Educational organizations are paying significantly more than the original ransom demands in ransomware attacks. This is according to The State of Ransomware in Education 2024 report by Sophos. The report reveals that 55% of lower education and 67% of higher education institutions paid more than the attackers’ initial demands. With median payments reaching $6.6 million for lower education and $4.4 million for higher education.
The study also highlights that while ransomware attacks in the education sector have decreased, recovery costs have surged. Only 30% of ransomware victims in both lower and higher education managed to fully recover within a week. This is down from 33% and 40% last year. This prolonged recovery process is attributed to the limited resources and small IT teams available in most educational institutions.
“Unfortunately, schools, universities, and other educational institutions are targets that are beholden to municipalities, communities, and the students themselves. This inherently creates high-pressure situations if they are hit and destabilized by ransomware. Educational institutions feel a sense of responsibility to remain open and continue providing their services to their communities. These two factors could be contributing to why victims feel so much pressure to pay.” Said Chester Wisniewski, director, field CTO, Sophos.
Compromising Victims Back Ups
“We also know that ransomware attackers have upped the ante when it comes to getting paid. Compromising their victims’ backups is now a mainstream element of ransomware attacks. This allows adversaries to subsequently increase the ransom demand when it is clear that the data cannot be recovered without the decryption key.”
In fact, 95% of survey respondents indicated that cybercriminals attempted to compromise their backups. With 71% of these attempts being successful – the second-highest rate across all sectors. As a result, recovery costs soared to five times higher for lower education and four times higher for higher education institutions.
Explore How Sophos Exposed Chinese Cyberespionage in Southeast Asia
Despite these challenges, the overall attack rate has dropped. 63% of lower education and 66% of higher education organizations reported ransomware attacks, down from 80% and 79%, respectively, in the previous year. However, the rate of data encryption has increased. 85% of attacks on lower education and 77% on higher education leading to encrypted data, up from last year.
Stealing Data During Attacks
Cybercriminals are also increasingly stealing data during these attacks. With 22% of lower education and 18% of higher education institutions reporting data theft alongside encryption. The survey identifies exploited vulnerabilities as the leading cause of these attacks. They account for 44% of incidents in lower education and 42% in higher education.
Sophos recommends a layered security approach for educational organizations. It includes vulnerability scanning, anti-ransomware capabilities, and 24/7 managed detection and response [MDR] services. Wisniewski emphasized the importance of focusing on preventive measures to reduce the financial burden of ransomware recovery. This now costs a median of $3 million in education.
“While there appears to be some positive progress towards combatting ransomware in the education sector. It’s concerning that the rate of data encryption continues to increase year after year.
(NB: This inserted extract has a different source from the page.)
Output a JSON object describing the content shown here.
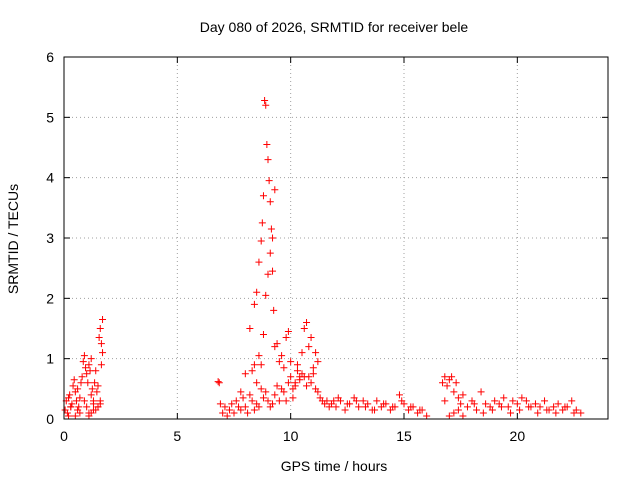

This suggests educational organizations need to continue working towards improving their ransomware resilience. With stretched resources and limited budgets, education organizations need to focus on the controls that will have the greatest impact. With the median ransomware recovery cost for education now hitting $3 million. It’s clear that investing in strong prevention and protection solutions can considerably reduce the overall financial impact of cyber on educational organizations.” Said Wisniewski.
The report also sheds light on the role of law enforcement in ransomware incidents, with 99% of lower education and 98% of higher education organizations engaging with law enforcement post-attack. Many received advice, investigative support, and help recovering data.
The survey was conducted among 600 IT leaders from educational institutions in 14 countries between January and February 2024.